My name is Sheila and I was born a sinner. I grew up in the Baptist faith and attended church sporadically. I was in assorted churches, but from 1970 on, I knew the truth about salvation, Heaven & Hell. My folks and I attended a true Scriptural church for a few years, but then we left that church and I grew up a rebellious teenager. I ran with a rough crowd – smoking, drinking, and drugs.
I was a very unhappy teenager. I had no fear. I also trusted everyone. I was easily led astray. I ran away often. I had a child and married young. I went back to church and made a profession of salvation, but nothing in my life changed except I went to church. There had been no repentance.
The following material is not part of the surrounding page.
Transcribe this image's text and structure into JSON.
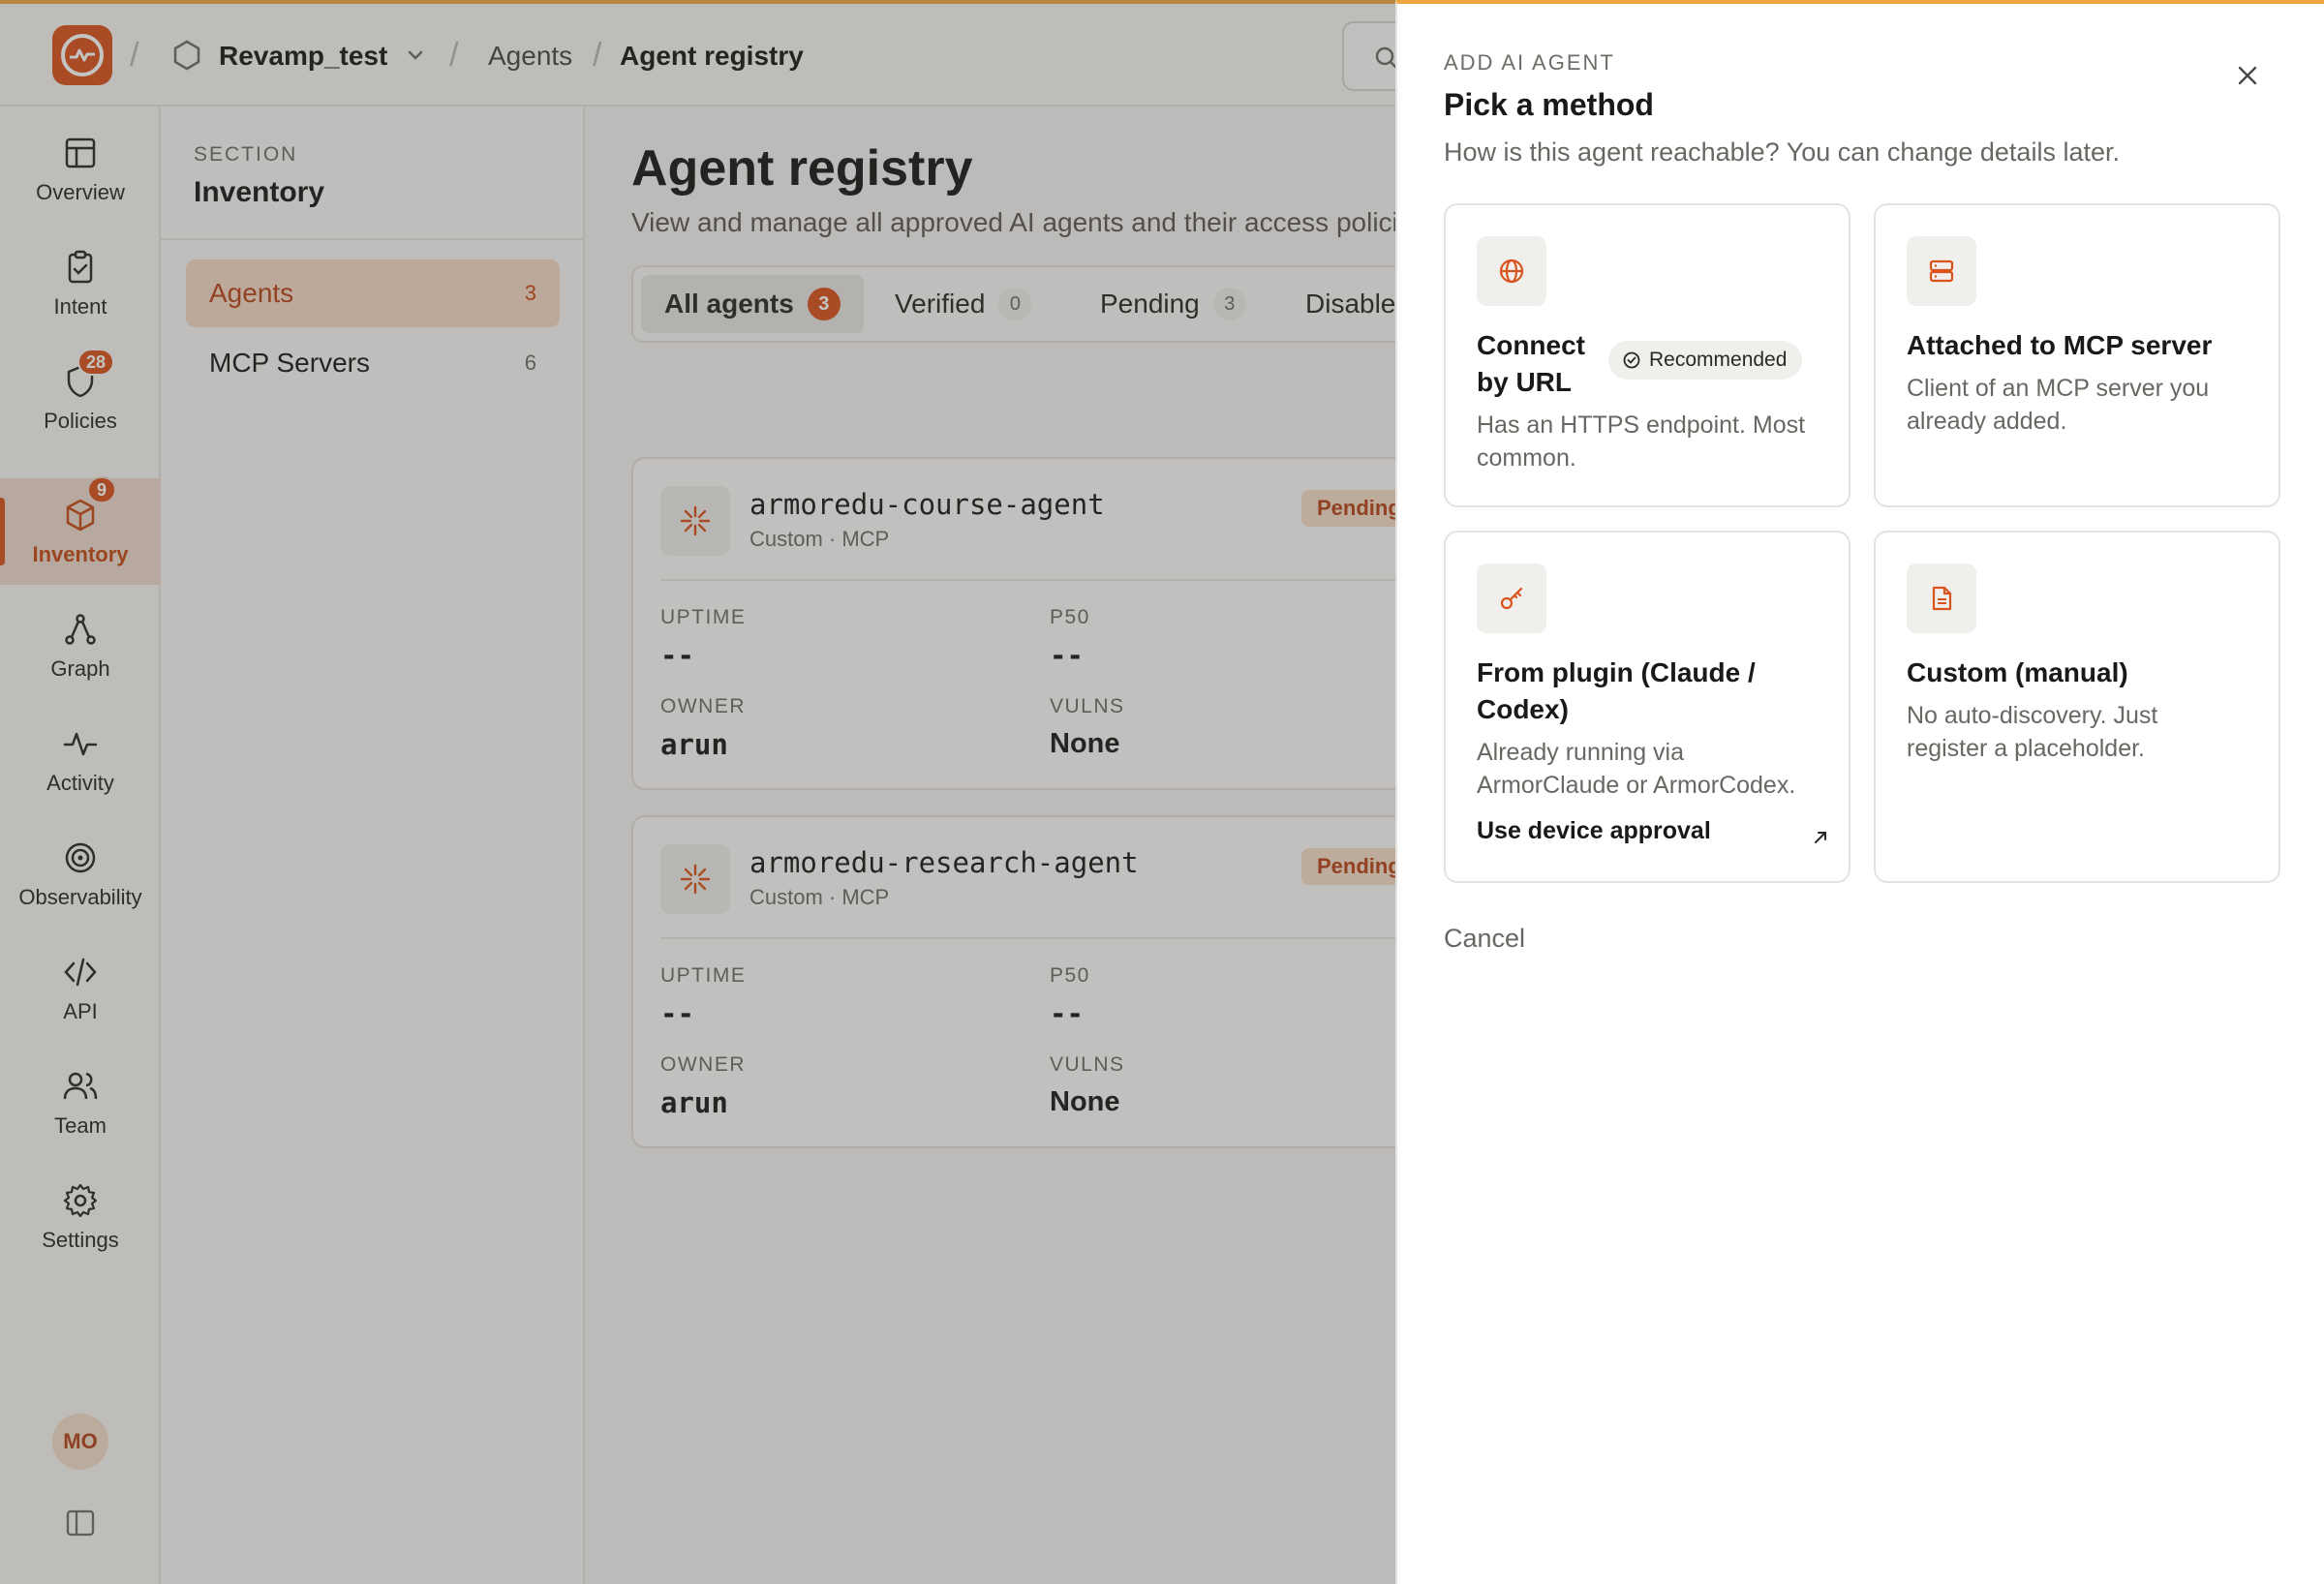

I went back to my sinful life and left the church again.
I was afraid the Lord would come back and I would be left behind. I remember looking in my baby’s cradle to make sure I was still safe. I also knew I was all right for a while because all of the prophecies in the Bible had not come to pass yet. I was still terrified.
After being in a bad marriage for 7 years, I divorced. I now had 4 children and I still did my own thing at the expense of my children. I got into a legal situation, was arrested, and went to jail for a time. That experience left me with felonies on my record that affected the rest of my life.
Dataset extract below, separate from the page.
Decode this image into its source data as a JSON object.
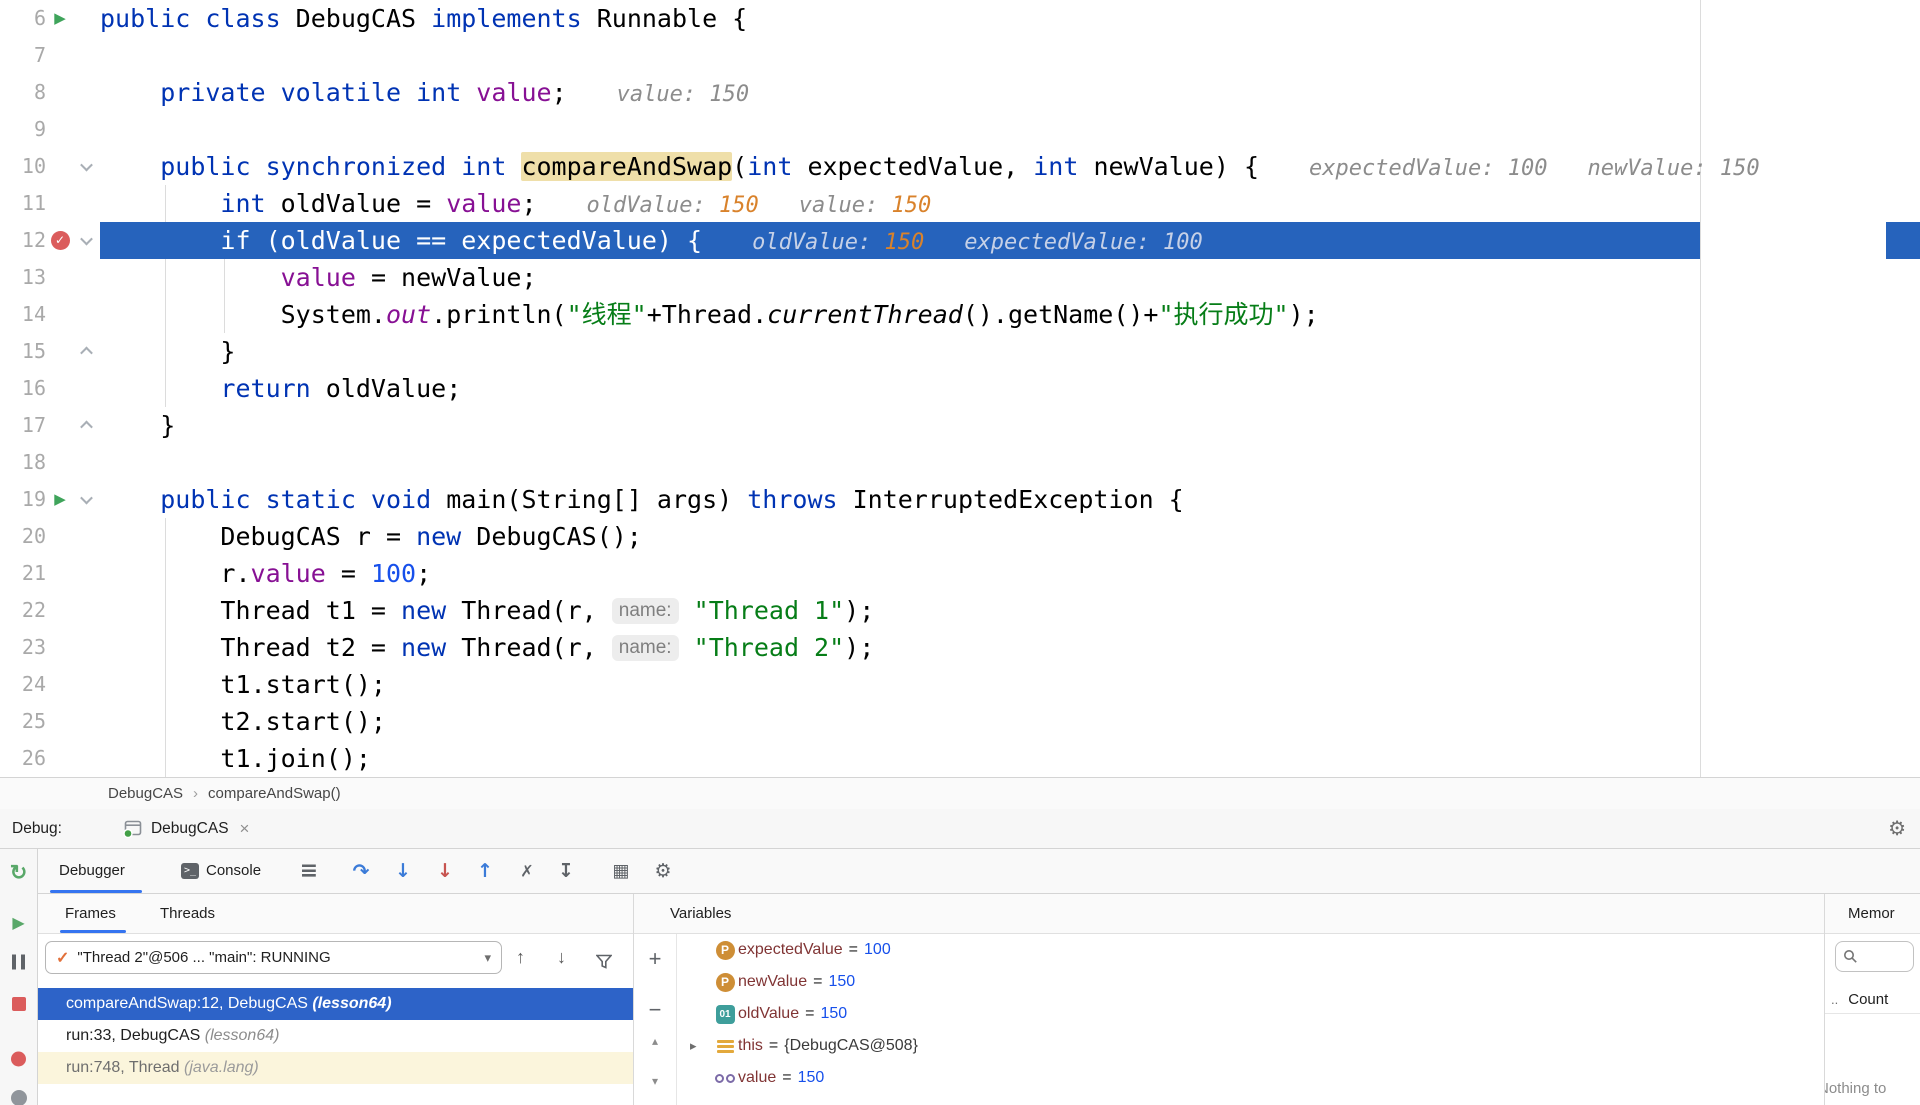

I married again, but still lived a sinful life at my family’s expense. Occasionally I would go to church to appease my mom and the Holy Spirit would convict me, but I would try to push it out of my mind. I didn’t want to face the reality of going to Hell if I continued to ignore God’s calling. I made so many excuses to myself: What will people think? I’ll have to give up so many things!
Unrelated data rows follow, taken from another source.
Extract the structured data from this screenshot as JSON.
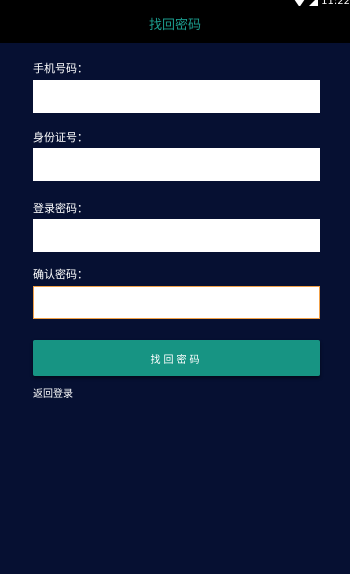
{
  "status_bar": {
    "time": "11:22",
    "icons": [
      "wifi-icon",
      "signal-icon"
    ]
  },
  "toolbar": {
    "title": "找回密码"
  },
  "form": {
    "phone": {
      "label": "手机号码：",
      "value": "",
      "placeholder": ""
    },
    "id_number": {
      "label": "身份证号：",
      "value": "",
      "placeholder": ""
    },
    "password": {
      "label": "登录密码：",
      "value": "",
      "placeholder": ""
    },
    "confirm_password": {
      "label": "确认密码：",
      "value": "",
      "placeholder": ""
    },
    "submit_label": "找回密码",
    "back_link": "返回登录"
  },
  "colors": {
    "background": "#061032",
    "toolbar": "#000000",
    "accent": "#179483",
    "title": "#1c9c8e",
    "focus_border": "#f0a048"
  }
}
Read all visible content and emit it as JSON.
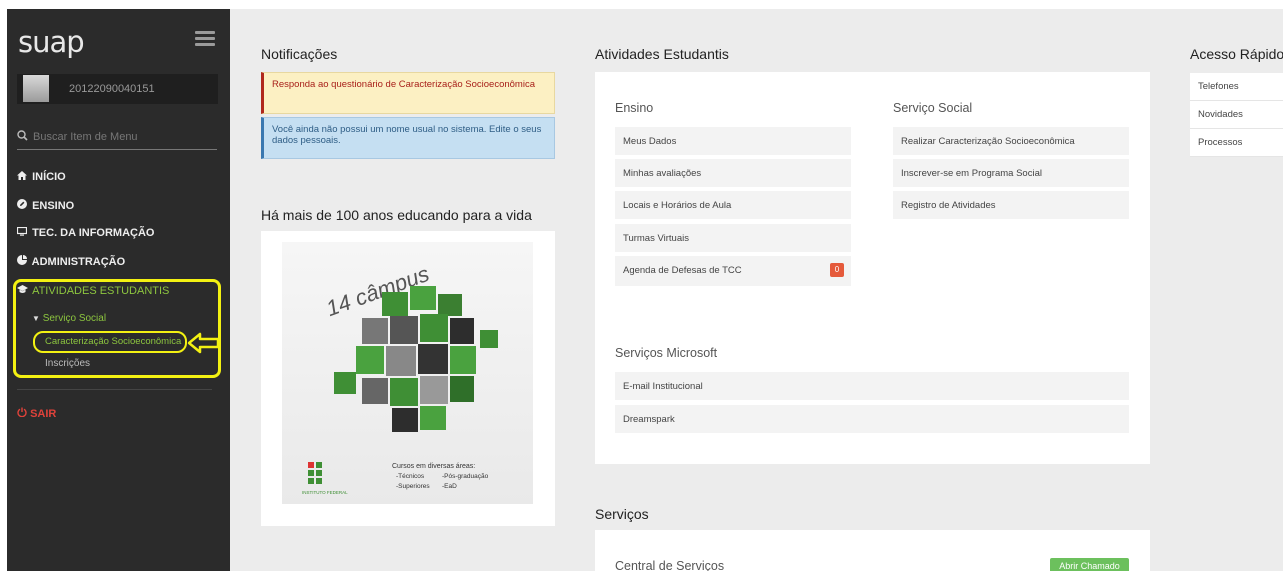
{
  "sidebar": {
    "logo": "suap",
    "user_id": "20122090040151",
    "search_placeholder": "Buscar Item de Menu",
    "menu": [
      {
        "label": "INÍCIO",
        "icon": "home-icon"
      },
      {
        "label": "ENSINO",
        "icon": "pencil-icon"
      },
      {
        "label": "TEC. DA INFORMAÇÃO",
        "icon": "monitor-icon"
      },
      {
        "label": "ADMINISTRAÇÃO",
        "icon": "pie-chart-icon"
      },
      {
        "label": "ATIVIDADES ESTUDANTIS",
        "icon": "graduation-cap-icon"
      }
    ],
    "submenu_group": "Serviço Social",
    "submenu_active": "Caracterização Socioeconômica",
    "submenu_other": "Inscrições",
    "logout": "SAIR"
  },
  "notifications": {
    "title": "Notificações",
    "alerts": [
      "Responda ao questionário de Caracterização Socioeconômica",
      "Você ainda não possui um nome usual no sistema. Edite o seus dados pessoais."
    ]
  },
  "promo": {
    "title": "Há mais de 100 anos educando para a vida",
    "campus_text": "14 câmpus",
    "courses_heading": "Cursos em diversas áreas:",
    "courses_col1": [
      "-Técnicos",
      "-Superiores"
    ],
    "courses_col2": [
      "-Pós-graduação",
      "-EaD"
    ],
    "institute_text": "INSTITUTO FEDERAL"
  },
  "atividades": {
    "title": "Atividades Estudantis",
    "ensino": {
      "title": "Ensino",
      "links": [
        "Meus Dados",
        "Minhas avaliações",
        "Locais e Horários de Aula",
        "Turmas Virtuais",
        "Agenda de Defesas de TCC"
      ],
      "badge": "0"
    },
    "servico_social": {
      "title": "Serviço Social",
      "links": [
        "Realizar Caracterização Socioeconômica",
        "Inscrever-se em Programa Social",
        "Registro de Atividades"
      ]
    },
    "microsoft": {
      "title": "Serviços Microsoft",
      "links": [
        "E-mail Institucional",
        "Dreamspark"
      ]
    }
  },
  "servicos": {
    "title": "Serviços",
    "central_title": "Central de Serviços",
    "button_label": "Abrir Chamado"
  },
  "acesso_rapido": {
    "title": "Acesso Rápido",
    "items": [
      "Telefones",
      "Novidades",
      "Processos"
    ]
  },
  "colors": {
    "sidebar_bg": "#2b2b2b",
    "accent_green": "#8dc63f",
    "highlight_yellow": "#f3f112",
    "danger_red": "#e0423a"
  }
}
Soon I realized that all of the prophecies had come to pass and I was running out of time. I had wasted more than 40 years and destroyed my relationship with my kids. I had nothing but regrets as I sat by watching them following what they had seen me do for so many years. It was agony. It will always haunt me. I found myself paying attention to sermons on the radio that I used to turn off so I wouldn’t have to think about them. I would sit in my car after reaching my destination just so I could hear the end.
One Sunday morning, I was walking on a treadmill and it was as if a light bulb went off in my mind. I recognized God’s calling. This time I knew that if I didn’t answer, it may be too late. This maybe was my last chance before the Lord either hardened my heart or Jesus came to take the saints home and I would not be going with them. (Mark 13:29-37) I immediately left the gym and told my husband I needed to go to church right then. I went back to the same church I had learned the truth in 37 years prior.
The pastor’s wife was there where she had been all along, patiently waiting for me to come back. She was one of many people who’d been praying for me. I was finally desperately seeking God, but still not quite getting it. One morning, I was driving on a back road to go see my daddy who was in the hospital. I was completely broken, crying on the phone with my pastor. He said, “Sheila, you know what to do.” And I did. I knew salvation was a gift, free for the asking. All I needed was faith to believe Jesus loved me and that He died for me. As I pulled into the hospital parking lot on March 26, 2008, at 10:30 AM, I confessed my sin and thanked Christ for dying in my place. My heart was filled with joy and song with that salvation. Today I am still a sinner, but now I am a sinner, saved by grace.